# Paphos or protaras ??



## Blondieashton (Apr 8, 2012)

Hi all,

We have been trying to find some information regarding whether to move to Paphos or Protaras area, my parents are out on holiday at the moment and love Protaras. We would have to work so any info on the work situ in both areas would be great 

My parents are coming with us but they are retired.

Which area's are more all year round and with plenty of things going on.

Really dont know where to go West or East ?
We are going on holiday in october for 2 weeks to do some research and dont know which area to book ??

Any info would be great :clap2:


----------



## PeteandSylv (Sep 24, 2008)

When we were looking at areas we came out for 2 weeks staying a week in Protoras and the other in Paphos. I consider that you have to have first hand knowledge and sight of the areas in order to choose. There is no "which is the best?" answer as it depends on your own likes and dislikes.

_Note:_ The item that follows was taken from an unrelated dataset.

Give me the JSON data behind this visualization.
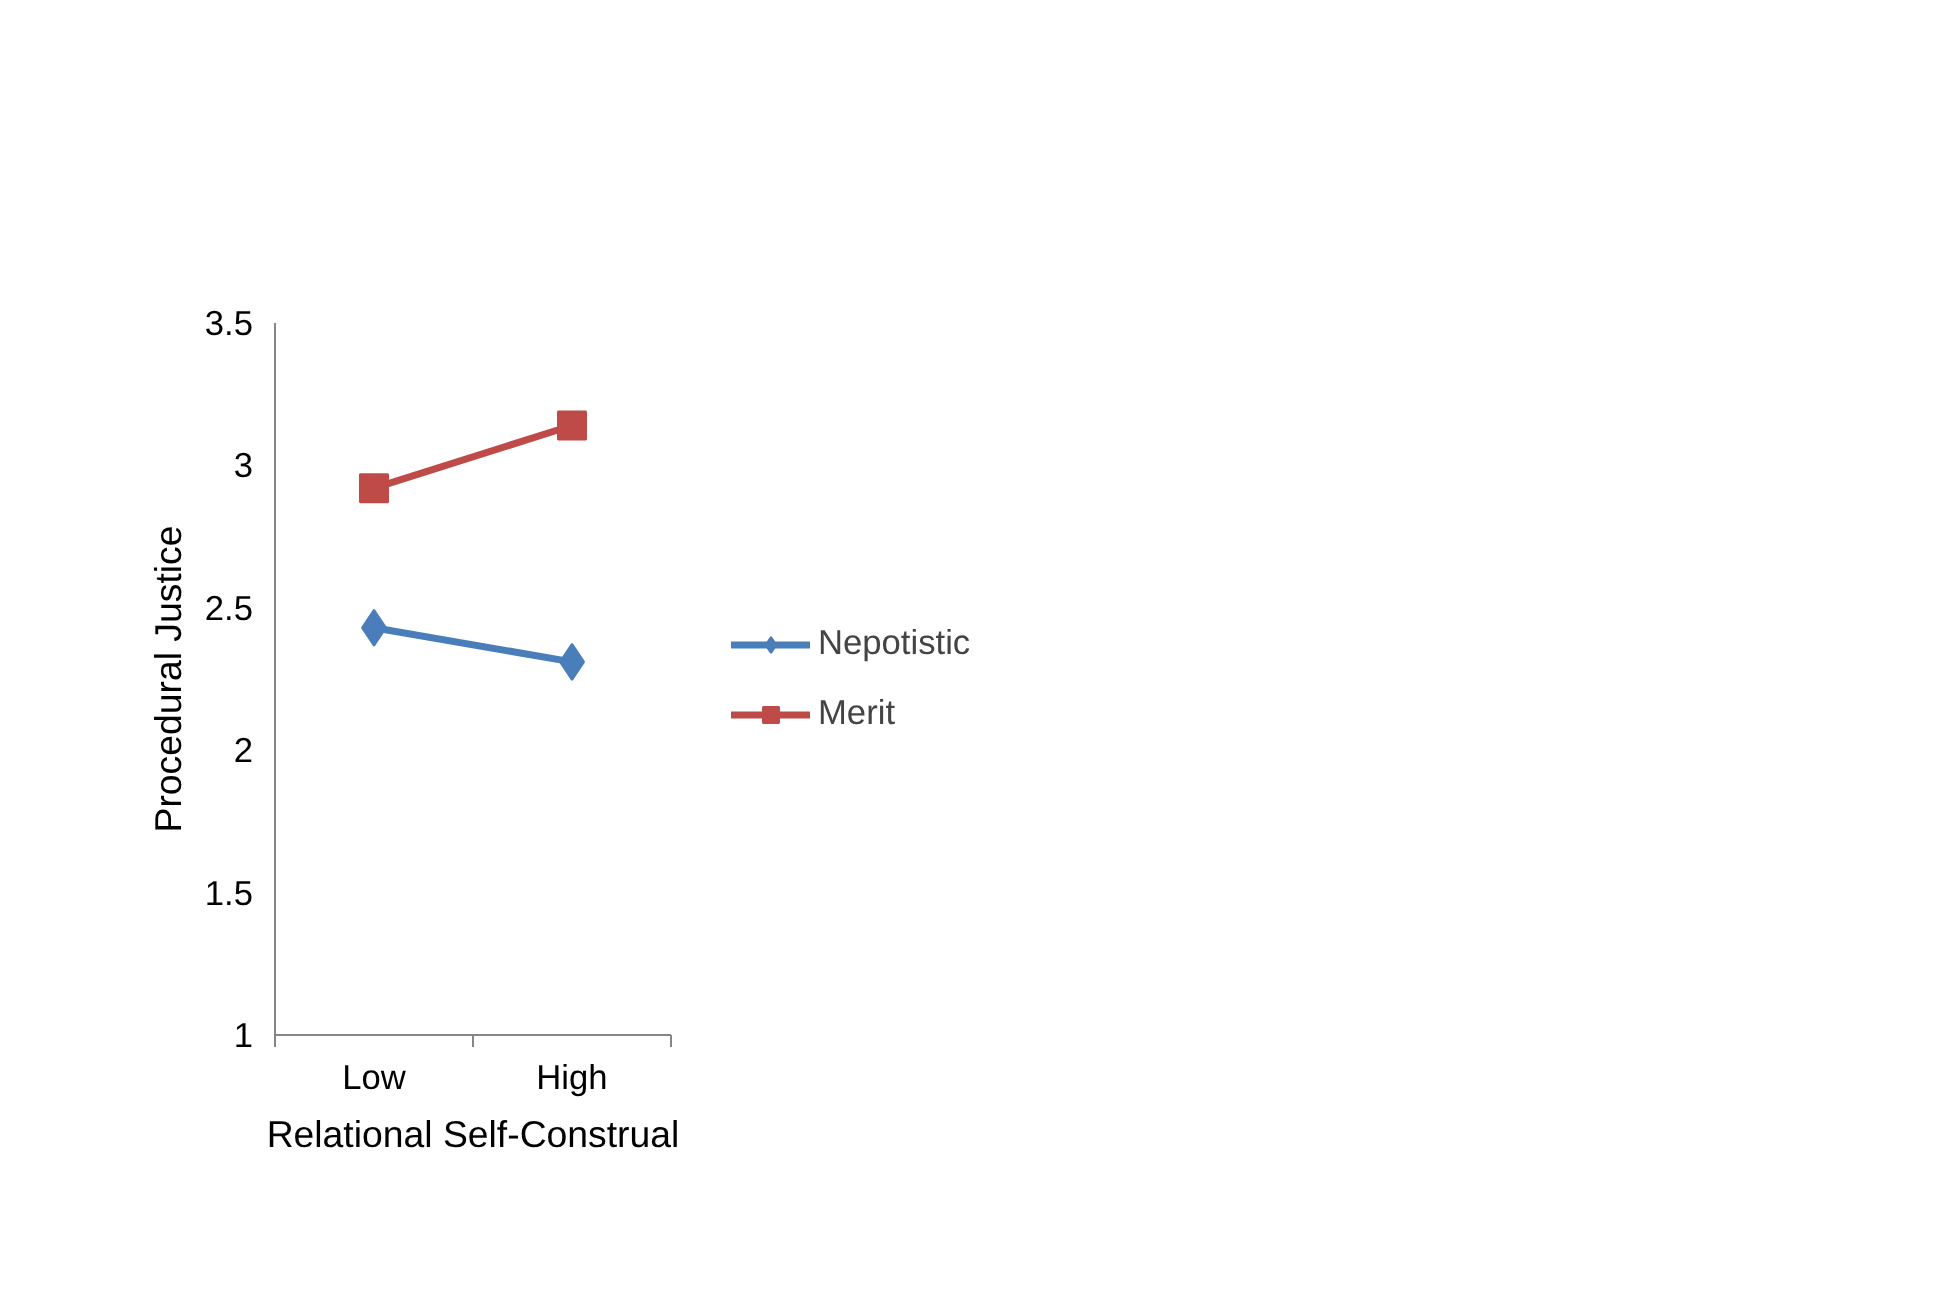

In our case it became obvious when we saw the barren flat east of the island compared with the lush, hilly ruggedness of the west.

Pete


----------



## Kalimera (Oct 19, 2011)

Protaras also closes during winter so it might not be the best for work either.


----------



## Cleo Shahateet (Feb 23, 2009)

I agree with other two. We personally love the Paphos area. Just to add that I would visit both places in the fall/winter rather than the height of the tourist season.


----------



## Blondieashton (Apr 8, 2012)

Thank you for your replys.

I think thiking about it and hearing some places shut down in winter in the east we are going to stay in paphos.
My husband has seen a few jobs that would be suitable with his experience so will chat to people when we go out there in october.

Very excited about it


----------



## Cleo Shahateet (Feb 23, 2009)

October is my absolute favorite month! Great time to visit. The really quite/dead times are January/February. Some places even close in December but more so in Protaras than Paphos.


----------



## PeteandSylv (Sep 24, 2008)

Cleo Shahateet said:


> October is my absolute favorite month! Great time to visit. The really quite/dead times are January/February. Some places even close in December but more so in Protaras than Paphos.


Good advice. Can I also add that Paphos is not just the town but is also the name of the whole region. Do take the opportunity to travel out of the town to see more of this lovely area. Sylvi & I live half way up the island between Paphos and Polis where the humidity is lower but where we have easy access to the towns for shopping as well as the delightful Paphos forest for picnics. Our surrounding villages are much more in the flavour of traditional Cyprus than Peyia or Coral Bay and the countryside is fascinating to watch as it changes character through the seasons.

Not that there is anything wrong with Peyia or Coral Bay, we go there too, but I just wanted to point out another option.

Pete


----------



## Miss Daisy (Jan 24, 2011)

I live in Eastern Cyprus and love it here. I looked at Paphos but found it to be too built up for my tastes. It is true that Protaras does close down in the winter, but the Kapparis area does not and quite a few places are open in Ayia Napa. Of course, Paralimni doesn't close down either.

You may want to consider the red soil villages instead of Protaras, unless you have a strong desire to live in a tourist area. The villages are peaceful and picturesque. My village is Frenaros and it is only a 12 km drive to the sea.

Best of luck.


----------